In the end all was not lost for GS as she succeeded in asserting that she should receive sufficient funds to pay for accommodation pursuant to section 1 of the Localism Act 2011 given that a failure to fund such accommodation would be a breach of her Article 3 rights (prohibition against degrading treatment).  Whilst any appeal of the Care Act findings might be academic for GS, they remain highly relevant to other adults in need of assistance. It is my understanding that GS has consequently applied for legal aid funding to appeal the judgment.
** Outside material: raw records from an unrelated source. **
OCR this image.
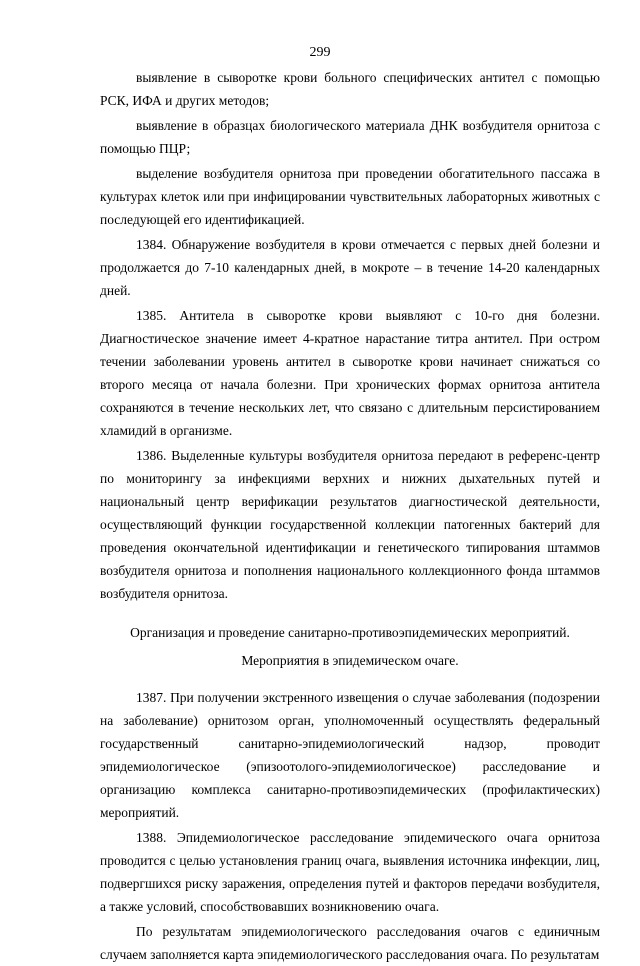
299

выявление в сыворотке крови больного специфических антител с помощью РСК, ИФА и других методов;

выявление в образцах биологического материала ДНК возбудителя орнитоза с помощью ПЦР;

выделение возбудителя орнитоза при проведении обогатительного пассажа в культурах клеток или при инфицировании чувствительных лабораторных животных с последующей его идентификацией.

1384. Обнаружение возбудителя в крови отмечается с первых дней болезни и продолжается до 7-10 календарных дней, в мокроте – в течение 14-20 календарных дней.

1385. Антитела в сыворотке крови выявляют с 10-го дня болезни. Диагностическое значение имеет 4-кратное нарастание титра антител. При остром течении заболевании уровень антител в сыворотке крови начинает снижаться со второго месяца от начала болезни. При хронических формах орнитоза антитела сохраняются в течение нескольких лет, что связано с длительным персистированием хламидий в организме.

1386. Выделенные культуры возбудителя орнитоза передают в референс-центр по мониторингу за инфекциями верхних и нижних дыхательных путей и национальный центр верификации результатов диагностической деятельности, осуществляющий функции государственной коллекции патогенных бактерий для проведения окончательной идентификации и генетического типирования штаммов возбудителя орнитоза и пополнения национального коллекционного фонда штаммов возбудителя орнитоза.

Организация и проведение санитарно-противоэпидемических мероприятий.
Мероприятия в эпидемическом очаге.

1387. При получении экстренного извещения о случае заболевания (подозрении на заболевание) орнитозом орган, уполномоченный осуществлять федеральный государственный санитарно-эпидемиологический надзор, проводит эпидемиологическое (эпизоотолого-эпидемиологическое) расследование и организацию комплекса санитарно-противоэпидемических (профилактических) мероприятий.

1388. Эпидемиологическое расследование эпидемического очага орнитоза проводится с целью установления границ очага, выявления источника инфекции, лиц, подвергшихся риску заражения, определения путей и факторов передачи возбудителя, а также условий, способствовавших возникновению очага.

По результатам эпидемиологического расследования очагов с единичным случаем заполняется карта эпидемиологического расследования очага. По результатам
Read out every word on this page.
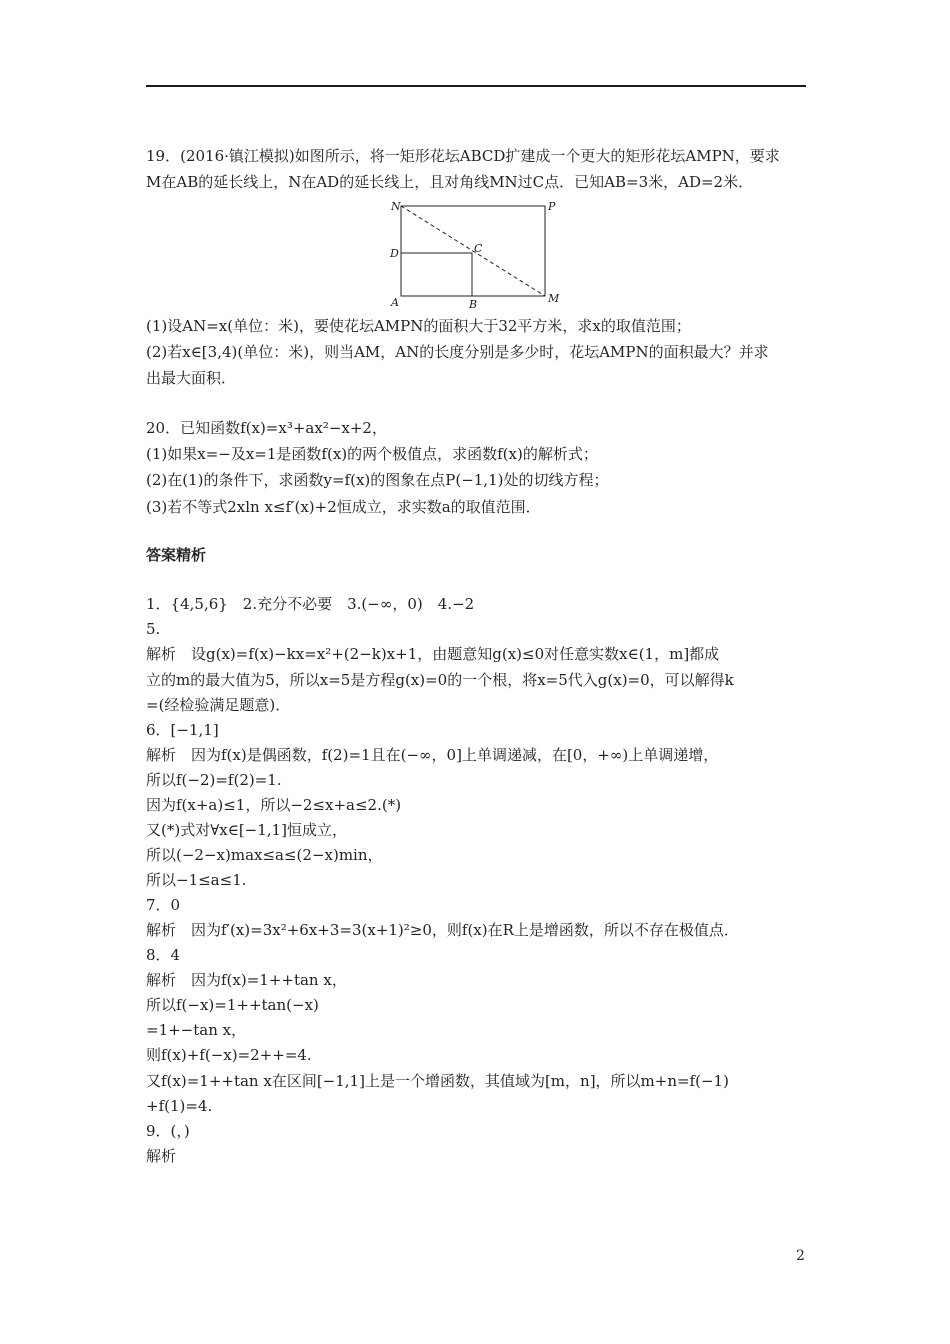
19．(2016·镇江模拟)如图所示，将一矩形花坛ABCD扩建成一个更大的矩形花坛AMPN，要求
M在AB的延长线上，N在AD的延长线上，且对角线MN过C点．已知AB=3米，AD=2米．
N	P
D	C
A	B	M
(1)设AN=x(单位：米)，要使花坛AMPN的面积大于32平方米，求x的取值范围；
(2)若x∈[3,4)(单位：米)，则当AM，AN的长度分别是多少时，花坛AMPN的面积最大？并求
出最大面积．
20．已知函数f(x)=x³+ax²−x+2，
(1)如果x=−及x=1是函数f(x)的两个极值点，求函数f(x)的解析式；
(2)在(1)的条件下，求函数y=f(x)的图象在点P(−1,1)处的切线方程；
(3)若不等式2xln x≤f′(x)+2恒成立，求实数a的取值范围．
答案精析
1．{4,5,6}　2.充分不必要　3.(−∞，0)　4.−2
5.
解析　设g(x)=f(x)−kx=x²+(2−k)x+1，由题意知g(x)≤0对任意实数x∈(1，m]都成
立的m的最大值为5，所以x=5是方程g(x)=0的一个根，将x=5代入g(x)=0，可以解得k
=(经检验满足题意)．
6．[−1,1]
解析　因为f(x)是偶函数，f(2)=1且在(−∞，0]上单调递减，在[0，+∞)上单调递增，
所以f(−2)=f(2)=1.
因为f(x+a)≤1，所以−2≤x+a≤2.(*)
又(*)式对∀x∈[−1,1]恒成立，
所以(−2−x)max≤a≤(2−x)min，
所以−1≤a≤1.
7．0
解析　因为f′(x)=3x²+6x+3=3(x+1)²≥0，则f(x)在R上是增函数，所以不存在极值点．
8．4
解析　因为f(x)=1++tan x，
所以f(−x)=1++tan(−x)
=1+−tan x，
则f(x)+f(−x)=2++=4.
又f(x)=1++tan x在区间[−1,1]上是一个增函数，其值域为[m，n]，所以m+n=f(−1)
+f(1)=4.
9．(，)
解析
2
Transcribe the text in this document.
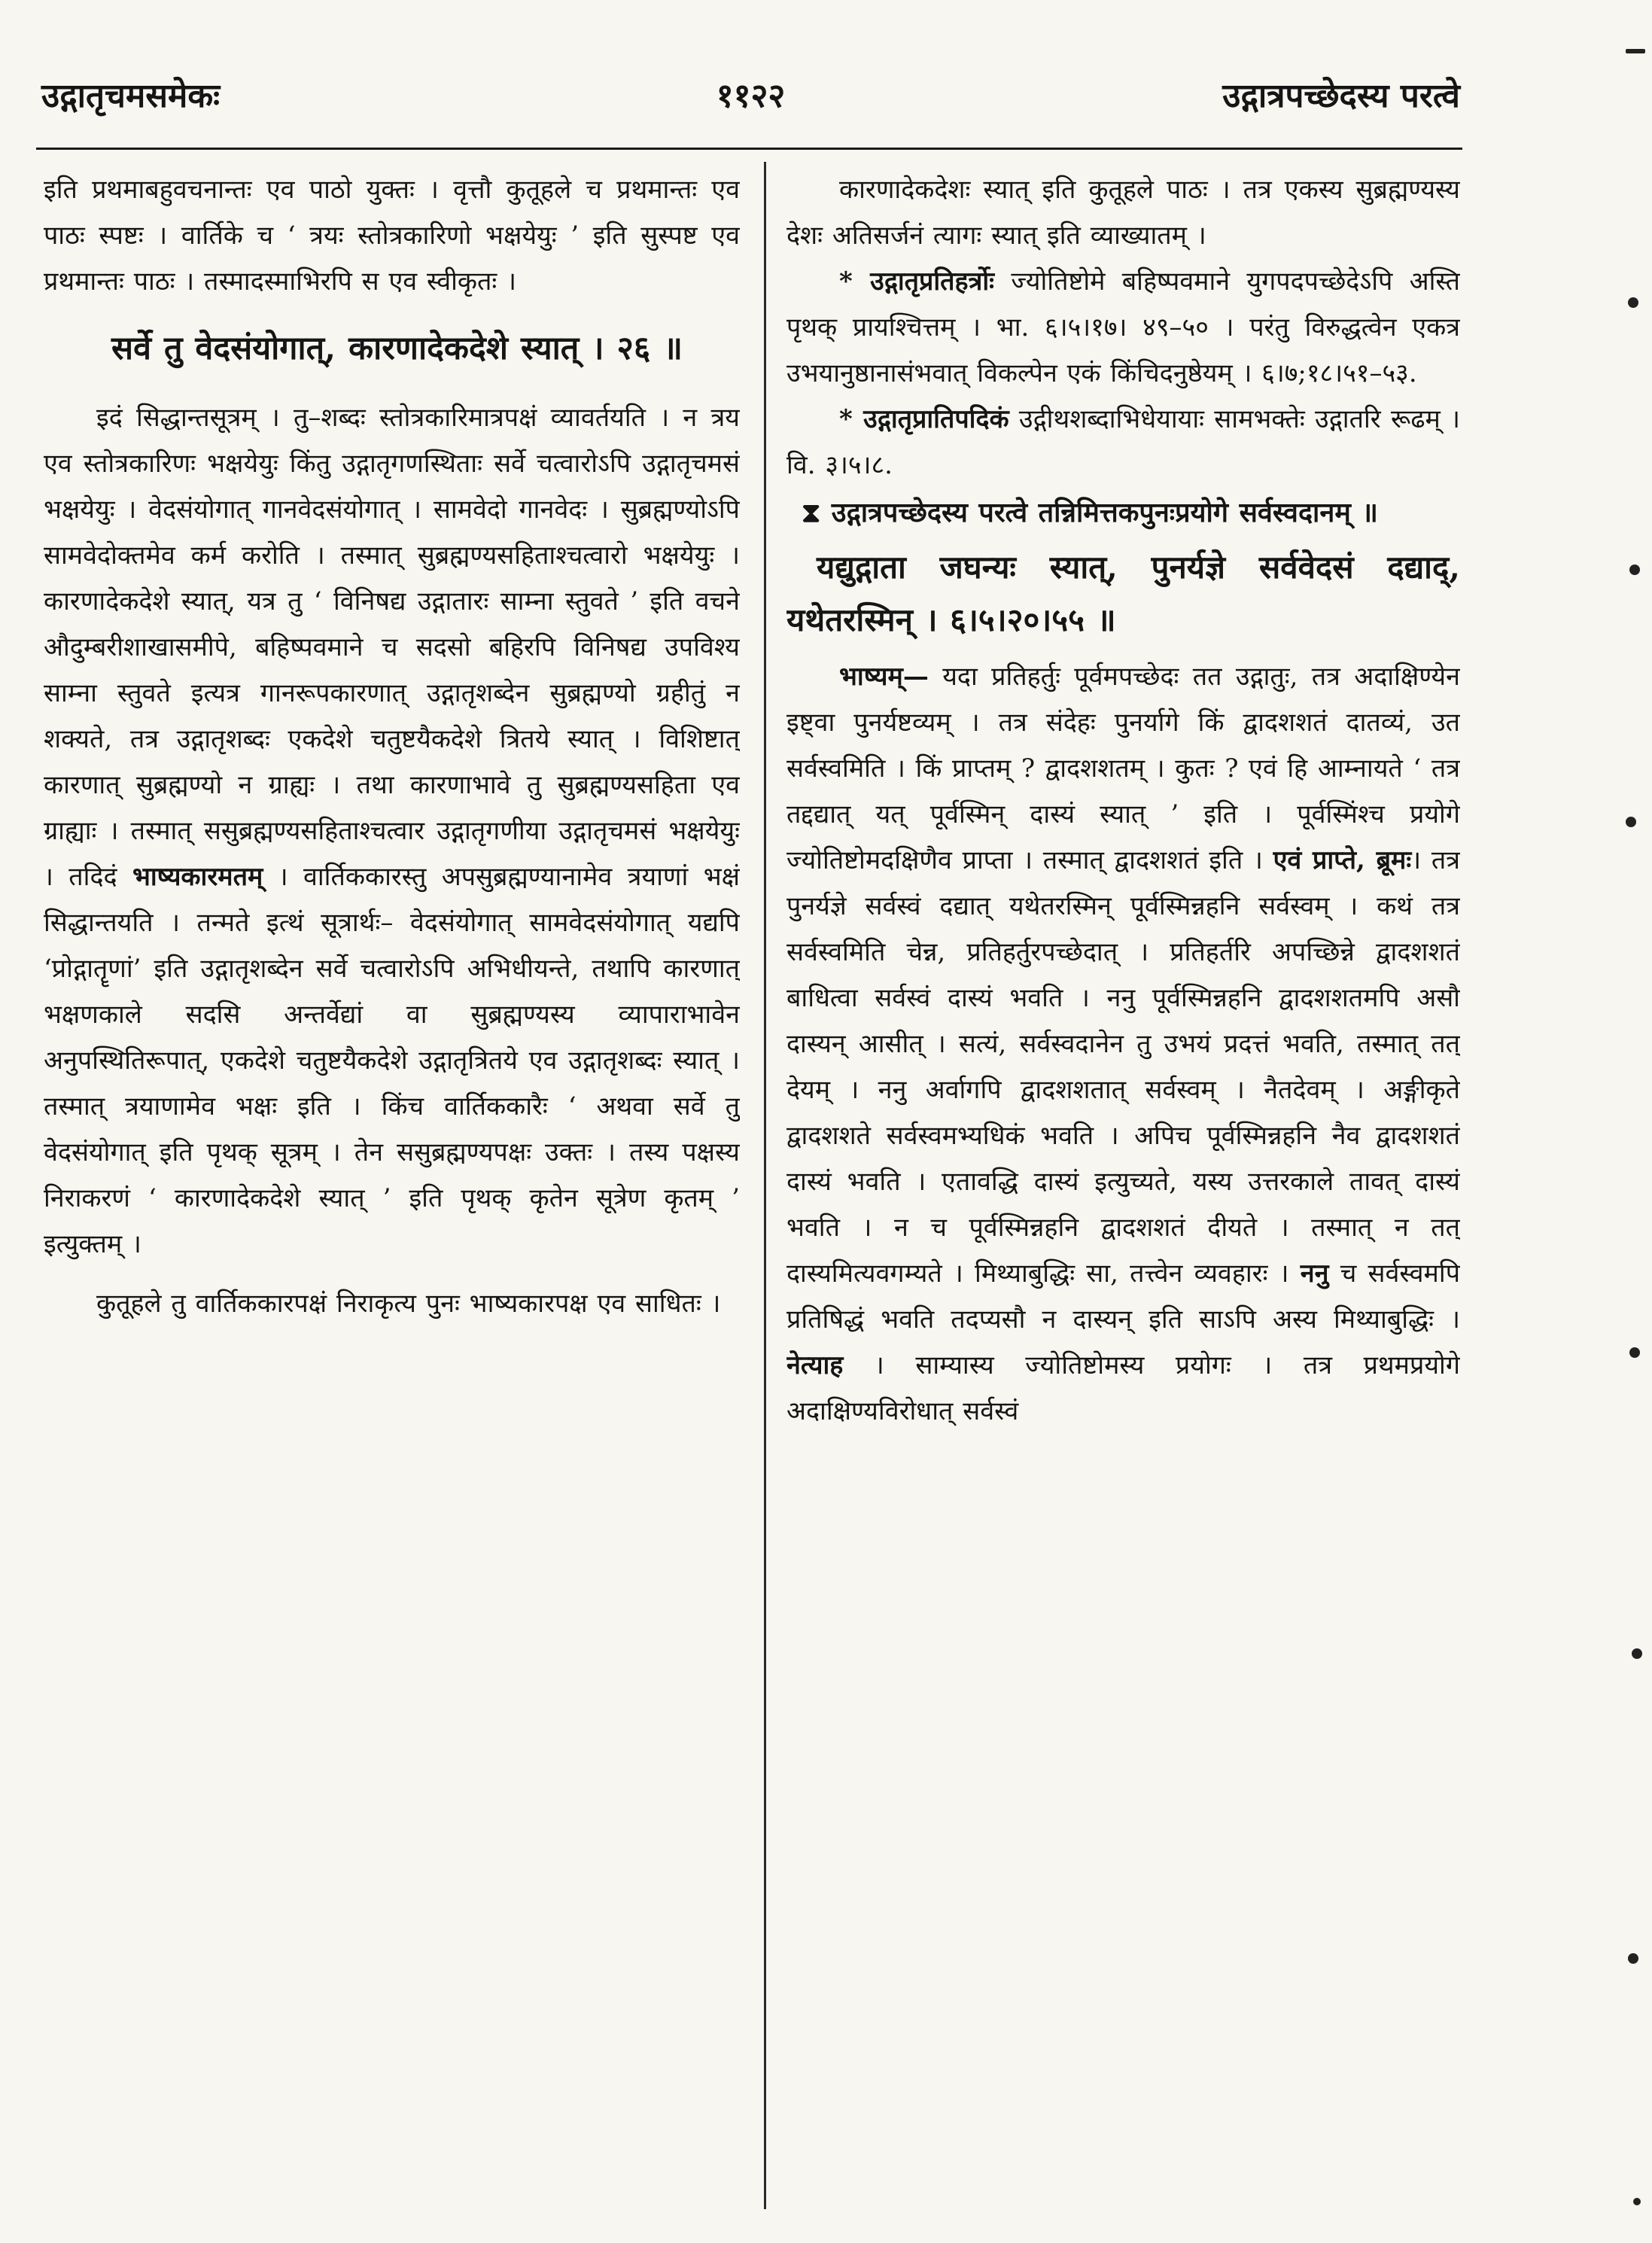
उद्गातृचमसमेकः	११२२	उद्गात्रपच्छेदस्य परत्वे

इति प्रथमाबहुवचनान्तः एव पाठो युक्तः । वृत्तौ कुतूहले च प्रथमान्तः एव पाठः स्पष्टः । वार्तिके च ‘ त्रयः स्तोत्रकारिणो भक्षयेयुः ’ इति सुस्पष्ट एव प्रथमान्तः पाठः । तस्मादस्माभिरपि स एव स्वीकृतः ।

सर्वे तु वेदसंयोगात्, कारणादेकदेशे स्यात् । २६ ॥

इदं सिद्धान्तसूत्रम् । तु–शब्दः स्तोत्रकारिमात्रपक्षं व्यावर्तयति । न त्रय एव स्तोत्रकारिणः भक्षयेयुः किंतु उद्गातृगणस्थिताः सर्वे चत्वारोऽपि उद्गातृचमसं भक्षयेयुः । वेदसंयोगात् गानवेदसंयोगात् । सामवेदो गानवेदः । सुब्रह्मण्योऽपि सामवेदोक्तमेव कर्म करोति । तस्मात् सुब्रह्मण्यसहिताश्चत्वारो भक्षयेयुः । कारणादेकदेशे स्यात्, यत्र तु ‘ विनिषद्य उद्गातारः साम्ना स्तुवते ’ इति वचने औदुम्बरीशाखासमीपे, बहिष्पवमाने च सदसो बहिरपि विनिषद्य उपविश्य साम्ना स्तुवते इत्यत्र गानरूपकारणात् उद्गातृशब्देन सुब्रह्मण्यो ग्रहीतुं न शक्यते, तत्र उद्गातृशब्दः एकदेशे चतुष्टयैकदेशे त्रितये स्यात् । विशिष्टात् कारणात् सुब्रह्मण्यो न ग्राह्यः । तथा कारणाभावे तु सुब्रह्मण्यसहिता एव ग्राह्याः । तस्मात् ससुब्रह्मण्यसहिताश्चत्वार उद्गातृगणीया उद्गातृचमसं भक्षयेयुः । तदिदं भाष्यकारमतम् । वार्तिककारस्तु अपसुब्रह्मण्यानामेव त्रयाणां भक्षं सिद्धान्तयति । तन्मते इत्थं सूत्रार्थः– वेदसंयोगात् सामवेदसंयोगात् यद्यपि ‘प्रोद्गातॄणां’ इति उद्गातृशब्देन सर्वे चत्वारोऽपि अभिधीयन्ते, तथापि कारणात् भक्षणकाले सदसि अन्तर्वेद्यां वा सुब्रह्मण्यस्य व्यापाराभावेन अनुपस्थितिरूपात्, एकदेशे चतुष्टयैकदेशे उद्गातृत्रितये एव उद्गातृशब्दः स्यात् । तस्मात् त्रयाणामेव भक्षः इति । किंच वार्तिककारैः ‘ अथवा सर्वे तु वेदसंयोगात् इति पृथक् सूत्रम् । तेन ससुब्रह्मण्यपक्षः उक्तः । तस्य पक्षस्य निराकरणं ‘ कारणादेकदेशे स्यात् ’ इति पृथक् कृतेन सूत्रेण कृतम् ’ इत्युक्तम् ।

कुतूहले तु वार्तिककारपक्षं निराकृत्य पुनः भाष्यकारपक्ष एव साधितः ।

कारणादेकदेशः स्यात् इति कुतूहले पाठः । तत्र एकस्य सुब्रह्मण्यस्य देशः अतिसर्जनं त्यागः स्यात् इति व्याख्यातम् ।

* उद्गातृप्रतिहर्त्रोः ज्योतिष्टोमे बहिष्पवमाने युगपदपच्छेदेऽपि अस्ति पृथक् प्रायश्चित्तम् । भा. ६।५।१७। ४९–५० । परंतु विरुद्धत्वेन एकत्र उभयानुष्ठानासंभवात् विकल्पेन एकं किंचिदनुष्ठेयम् । ६।७;१८।५१–५३.

* उद्गातृप्रातिपदिकं उद्गीथशब्दाभिधेयायाः सामभक्तेः उद्गातरि रूढम् । वि. ३।५।८.

⧗ उद्गात्रपच्छेदस्य परत्वे तन्निमित्तकपुनःप्रयोगे सर्वस्वदानम् ॥

यद्युद्गाता जघन्यः स्यात्, पुनर्यज्ञे सर्ववेदसं दद्याद्, यथेतरस्मिन् । ६।५।२०।५५ ॥

भाष्यम्— यदा प्रतिहर्तुः पूर्वमपच्छेदः तत उद्गातुः, तत्र अदाक्षिण्येन इष्ट्वा पुनर्यष्टव्यम् । तत्र संदेहः पुनर्यागे किं द्वादशशतं दातव्यं, उत सर्वस्वमिति । किं प्राप्तम् ? द्वादशशतम् । कुतः ? एवं हि आम्नायते ‘ तत्र तद्दद्यात् यत् पूर्वस्मिन् दास्यं स्यात् ’ इति । पूर्वस्मिंश्च प्रयोगे ज्योतिष्टोमदक्षिणैव प्राप्ता । तस्मात् द्वादशशतं इति । एवं प्राप्ते, ब्रूमः। तत्र पुनर्यज्ञे सर्वस्वं दद्यात् यथेतरस्मिन् पूर्वस्मिन्नहनि सर्वस्वम् । कथं तत्र सर्वस्वमिति चेन्न, प्रतिहर्तुरपच्छेदात् । प्रतिहर्तरि अपच्छिन्ने द्वादशशतं बाधित्वा सर्वस्वं दास्यं भवति । ननु पूर्वस्मिन्नहनि द्वादशशतमपि असौ दास्यन् आसीत् । सत्यं, सर्वस्वदानेन तु उभयं प्रदत्तं भवति, तस्मात् तत् देयम् । ननु अर्वागपि द्वादशशतात् सर्वस्वम् । नैतदेवम् । अङ्गीकृते द्वादशशते सर्वस्वमभ्यधिकं भवति । अपिच पूर्वस्मिन्नहनि नैव द्वादशशतं दास्यं भवति । एतावद्धि दास्यं इत्युच्यते, यस्य उत्तरकाले तावत् दास्यं भवति । न च पूर्वस्मिन्नहनि द्वादशशतं दीयते । तस्मात् न तत् दास्यमित्यवगम्यते । मिथ्याबुद्धिः सा, तत्त्वेन व्यवहारः । ननु च सर्वस्वमपि प्रतिषिद्धं भवति तदप्यसौ न दास्यन् इति साऽपि अस्य मिथ्याबुद्धिः । नेत्याह । साम्यास्य ज्योतिष्टोमस्य प्रयोगः । तत्र प्रथमप्रयोगे अदाक्षिण्यविरोधात् सर्वस्वं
Jamie Burton of Doughty Street Chambers appeared for both SG and GS

... I am of the view that there is no legal obligation to disregard accommodation when considering the application of the eligibility criteria. Where accommodation-related services are provided it is the services that are to be disregarded not the accommodation per se. I am also of the view that this is consistent with what the specified outcomes are seeking to identify. As I have already referred to above, in my judgement those outcomes are seeking to identify whether adults can undertake various activities, such as maintaining a habitable home environment (Regulation 2 (3) (f)) or 'accessing and engaging in work, training, education or volunteering' (Regulation 2 (3) (h)) rather than, using the same examples, the provision of accommodation or work. This reinforces my view that there is no obligation to disregard accommodation.